In the second presentation, the CEO of a small biotech came armed with specific recommendations: he advocated exemptions from SOX 404(b) for companies with either public float under $250 million or annual revenue under $100 million. While his proposal would apply to companies in industries across the board, it was particularly relevant to biotechs, especially those with no products yet on the market. Many of those companies, he said, had little revenue and few employees, and the cost of the controls audit would divert necessary funds from R&D. In one example, the cost of the controls audit for one small public biotech with fewer than 85 employees added 1% to the company’s burn rate. He believed that SOX 404(b) just did not make sense in those circumstances. A committee member agreed, arguing that controls audits did not add much value: in one study, he said, 84% of restatements were not preceded by reports of material weaknesses; that is, the 404(b) audits failed.


Some witnesses at the House subcommittee hearing held in July of this year, entitled “The Cost of Being a Public Company in Light of Sarbanes-Oxley and the Federalization of Corporate Governance,” called for the elimination, either entirely or for all companies outside of the Fortune 500, of the auditor attestation requirement.
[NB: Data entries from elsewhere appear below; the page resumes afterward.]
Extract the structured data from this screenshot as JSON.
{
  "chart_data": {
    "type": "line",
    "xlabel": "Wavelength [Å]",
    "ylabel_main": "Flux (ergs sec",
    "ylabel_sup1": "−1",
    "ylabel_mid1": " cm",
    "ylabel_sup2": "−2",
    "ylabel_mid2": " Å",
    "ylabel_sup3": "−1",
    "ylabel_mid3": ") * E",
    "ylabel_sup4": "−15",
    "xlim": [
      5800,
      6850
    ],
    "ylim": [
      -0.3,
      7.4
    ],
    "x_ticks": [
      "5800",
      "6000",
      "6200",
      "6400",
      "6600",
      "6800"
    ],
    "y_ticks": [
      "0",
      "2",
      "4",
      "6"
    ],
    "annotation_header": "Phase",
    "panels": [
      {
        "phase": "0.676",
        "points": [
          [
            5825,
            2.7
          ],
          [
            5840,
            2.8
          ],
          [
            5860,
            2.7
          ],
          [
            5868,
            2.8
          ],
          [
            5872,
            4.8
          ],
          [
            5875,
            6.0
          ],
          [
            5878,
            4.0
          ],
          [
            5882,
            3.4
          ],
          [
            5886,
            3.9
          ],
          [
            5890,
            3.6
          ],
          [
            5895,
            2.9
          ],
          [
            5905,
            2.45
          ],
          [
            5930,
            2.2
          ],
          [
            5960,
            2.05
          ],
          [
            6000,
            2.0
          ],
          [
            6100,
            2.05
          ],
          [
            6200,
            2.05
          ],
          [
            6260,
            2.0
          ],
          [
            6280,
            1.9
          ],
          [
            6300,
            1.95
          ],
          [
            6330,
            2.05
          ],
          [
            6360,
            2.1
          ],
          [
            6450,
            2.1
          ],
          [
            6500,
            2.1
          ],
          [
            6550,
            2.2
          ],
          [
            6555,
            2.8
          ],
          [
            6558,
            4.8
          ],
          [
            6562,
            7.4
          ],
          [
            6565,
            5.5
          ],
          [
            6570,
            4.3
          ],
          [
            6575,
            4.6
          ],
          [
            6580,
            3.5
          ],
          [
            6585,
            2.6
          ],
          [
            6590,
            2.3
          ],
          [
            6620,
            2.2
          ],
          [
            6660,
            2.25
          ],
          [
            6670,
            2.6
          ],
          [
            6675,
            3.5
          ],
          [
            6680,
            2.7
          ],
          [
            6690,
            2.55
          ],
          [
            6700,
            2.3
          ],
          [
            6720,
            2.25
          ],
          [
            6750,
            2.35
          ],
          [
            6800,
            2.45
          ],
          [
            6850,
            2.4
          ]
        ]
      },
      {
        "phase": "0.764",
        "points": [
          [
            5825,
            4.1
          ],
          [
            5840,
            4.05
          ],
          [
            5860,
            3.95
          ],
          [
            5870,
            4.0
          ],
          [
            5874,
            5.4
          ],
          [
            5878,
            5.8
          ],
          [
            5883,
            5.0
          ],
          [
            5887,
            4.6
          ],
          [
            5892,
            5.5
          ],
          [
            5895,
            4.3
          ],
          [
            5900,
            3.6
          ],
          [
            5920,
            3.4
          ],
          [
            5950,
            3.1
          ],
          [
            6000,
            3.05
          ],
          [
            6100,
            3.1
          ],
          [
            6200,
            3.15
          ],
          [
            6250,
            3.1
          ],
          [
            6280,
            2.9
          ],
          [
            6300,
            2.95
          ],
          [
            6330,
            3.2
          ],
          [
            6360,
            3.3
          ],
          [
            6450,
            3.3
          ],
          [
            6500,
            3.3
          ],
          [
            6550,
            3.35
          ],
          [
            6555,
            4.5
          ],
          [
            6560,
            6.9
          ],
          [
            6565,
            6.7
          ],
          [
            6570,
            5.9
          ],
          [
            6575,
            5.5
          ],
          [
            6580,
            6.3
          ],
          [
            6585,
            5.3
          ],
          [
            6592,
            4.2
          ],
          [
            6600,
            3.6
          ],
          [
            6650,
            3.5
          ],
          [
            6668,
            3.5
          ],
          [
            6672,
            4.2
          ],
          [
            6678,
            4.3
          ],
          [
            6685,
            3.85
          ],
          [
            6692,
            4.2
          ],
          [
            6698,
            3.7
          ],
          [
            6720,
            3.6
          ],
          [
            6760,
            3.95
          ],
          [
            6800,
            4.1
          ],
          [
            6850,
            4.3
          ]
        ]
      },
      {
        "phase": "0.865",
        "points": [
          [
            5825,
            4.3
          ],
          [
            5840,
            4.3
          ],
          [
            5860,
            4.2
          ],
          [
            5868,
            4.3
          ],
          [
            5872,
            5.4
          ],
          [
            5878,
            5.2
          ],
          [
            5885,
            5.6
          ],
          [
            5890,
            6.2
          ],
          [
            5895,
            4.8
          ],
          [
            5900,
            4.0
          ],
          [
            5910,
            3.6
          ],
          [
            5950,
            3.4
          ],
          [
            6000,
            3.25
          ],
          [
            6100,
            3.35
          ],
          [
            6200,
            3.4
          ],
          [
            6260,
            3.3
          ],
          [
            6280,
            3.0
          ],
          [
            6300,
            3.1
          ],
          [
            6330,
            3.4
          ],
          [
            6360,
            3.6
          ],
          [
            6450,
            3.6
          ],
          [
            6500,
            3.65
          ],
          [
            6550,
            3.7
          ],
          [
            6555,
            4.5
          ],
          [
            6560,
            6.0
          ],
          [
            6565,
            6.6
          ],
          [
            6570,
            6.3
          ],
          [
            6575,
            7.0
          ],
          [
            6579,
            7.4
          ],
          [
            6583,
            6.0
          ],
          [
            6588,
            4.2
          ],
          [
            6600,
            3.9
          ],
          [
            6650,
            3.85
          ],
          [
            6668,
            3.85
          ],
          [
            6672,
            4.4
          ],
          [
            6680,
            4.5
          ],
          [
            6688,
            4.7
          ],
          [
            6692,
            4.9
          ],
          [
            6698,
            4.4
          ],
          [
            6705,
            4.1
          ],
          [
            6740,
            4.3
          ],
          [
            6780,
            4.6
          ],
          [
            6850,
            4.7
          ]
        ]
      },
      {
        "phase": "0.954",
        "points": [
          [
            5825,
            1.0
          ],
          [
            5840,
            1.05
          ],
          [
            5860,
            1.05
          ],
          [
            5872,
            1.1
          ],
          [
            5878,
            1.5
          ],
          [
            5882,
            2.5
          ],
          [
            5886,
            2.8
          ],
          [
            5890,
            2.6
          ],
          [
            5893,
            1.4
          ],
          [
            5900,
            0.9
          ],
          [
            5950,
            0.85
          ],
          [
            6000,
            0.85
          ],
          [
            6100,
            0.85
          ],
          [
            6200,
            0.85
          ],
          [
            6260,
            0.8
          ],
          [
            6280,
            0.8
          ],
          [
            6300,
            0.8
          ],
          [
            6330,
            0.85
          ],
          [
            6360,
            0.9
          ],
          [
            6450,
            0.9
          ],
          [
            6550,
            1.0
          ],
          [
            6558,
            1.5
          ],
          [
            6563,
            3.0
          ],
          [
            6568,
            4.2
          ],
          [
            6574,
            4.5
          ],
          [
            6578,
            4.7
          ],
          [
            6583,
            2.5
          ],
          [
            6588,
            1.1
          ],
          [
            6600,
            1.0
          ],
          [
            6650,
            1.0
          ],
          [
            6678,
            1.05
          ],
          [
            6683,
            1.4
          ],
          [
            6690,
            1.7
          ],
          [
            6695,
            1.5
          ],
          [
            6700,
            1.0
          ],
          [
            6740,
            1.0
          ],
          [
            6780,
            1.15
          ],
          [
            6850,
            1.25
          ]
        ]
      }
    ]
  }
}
SOX 404(b), they urged, is time-consuming and expensive for smaller companies, diverting capital from other more important uses such as R&D. In addition, they charged, the definition of “internal control” is too broad, and the scope of “attest” imposed by the PCAOB is too exclusive. The hearing’s lonely voice in favor of the auditor attestation requirement contended that internal controls are the backbone of the financial statements and that some auditors view the attestation as more important than the audit itself. In addition, he maintained, knowing that a third party will examine their work will encourage companies to maintain better internal control. Moreover, even if SOX 404(b) were eliminated, there could very well be no beneficial effect on the number of public offerings, but the risk of financial scandal could dramatically increase. (See this PubCo post.)